Fuel prices in the Philippines are set to increase by up to P1.90 per liter on March 3, 2026, marking the 10th consecutive weekly rise for diesel and kerosene. The Department of Energy (DOE) attributed the spike to supply disruptions in the Strait of Hormuz, a critical oil chokepoint, following recent U.S. and Israeli strikes on Iran and retaliatory Iranian attacks across the region. Local oil firms have one to two months of inventory, but prices could climb further as the full impact of the crisis materializes.
While the government prepares for potential subsidy disbursement, business groups and transport advocates have criticized delays in addressing price hikes. MANIBELA, a transport sector coalition, condemned the DOE for failing to approve fare adjustment petitions, exacerbating financial strain on drivers and operators.
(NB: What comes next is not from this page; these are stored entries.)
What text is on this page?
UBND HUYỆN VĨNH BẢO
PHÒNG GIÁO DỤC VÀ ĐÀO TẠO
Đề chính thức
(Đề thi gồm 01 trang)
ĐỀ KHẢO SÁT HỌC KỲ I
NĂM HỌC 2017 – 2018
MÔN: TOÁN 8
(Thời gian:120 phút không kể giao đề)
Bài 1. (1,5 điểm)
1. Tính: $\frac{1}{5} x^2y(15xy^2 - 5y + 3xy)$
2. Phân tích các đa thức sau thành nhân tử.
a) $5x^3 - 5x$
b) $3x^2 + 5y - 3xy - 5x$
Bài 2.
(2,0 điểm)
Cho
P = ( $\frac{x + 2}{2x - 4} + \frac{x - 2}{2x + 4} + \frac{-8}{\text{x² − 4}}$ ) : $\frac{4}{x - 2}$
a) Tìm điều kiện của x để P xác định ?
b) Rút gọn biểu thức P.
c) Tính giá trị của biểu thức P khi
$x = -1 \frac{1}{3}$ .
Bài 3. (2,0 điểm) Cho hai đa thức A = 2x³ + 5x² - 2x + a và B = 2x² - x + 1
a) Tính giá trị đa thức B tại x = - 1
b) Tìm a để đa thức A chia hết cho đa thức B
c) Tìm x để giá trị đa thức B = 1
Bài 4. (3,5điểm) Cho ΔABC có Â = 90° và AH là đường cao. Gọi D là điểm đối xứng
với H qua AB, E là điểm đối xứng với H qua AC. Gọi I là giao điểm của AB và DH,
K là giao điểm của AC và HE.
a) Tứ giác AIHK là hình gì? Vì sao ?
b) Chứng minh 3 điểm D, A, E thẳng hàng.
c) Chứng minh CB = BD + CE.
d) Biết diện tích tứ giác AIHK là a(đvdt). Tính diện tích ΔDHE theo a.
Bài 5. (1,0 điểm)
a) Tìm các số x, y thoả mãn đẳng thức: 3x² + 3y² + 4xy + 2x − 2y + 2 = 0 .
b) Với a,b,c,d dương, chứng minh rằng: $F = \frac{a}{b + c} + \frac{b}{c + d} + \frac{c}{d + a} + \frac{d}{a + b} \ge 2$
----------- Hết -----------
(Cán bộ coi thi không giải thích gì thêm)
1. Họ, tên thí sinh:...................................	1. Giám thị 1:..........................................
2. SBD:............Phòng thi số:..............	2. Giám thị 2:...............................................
Senator Sherwin Gatchalian proposed revising subsidy triggers to respond faster to price surges, suggesting automatic disbursement if weekly fuel price increases exceed a set percentage.
The Philippine Chamber of Commerce and Industry (PCCI) urged energy diversification to reduce reliance on Middle East imports, emphasizing renewable energy development and strategic fuel stockpiling. Meanwhile, the Department of Agriculture monitored staple food prices to mitigate inflationary pressures from higher logistics costs.
As the crisis unfolds, the Marcos administration faces mounting pressure to balance immediate relief with long-term energy resilience amid volatile global markets.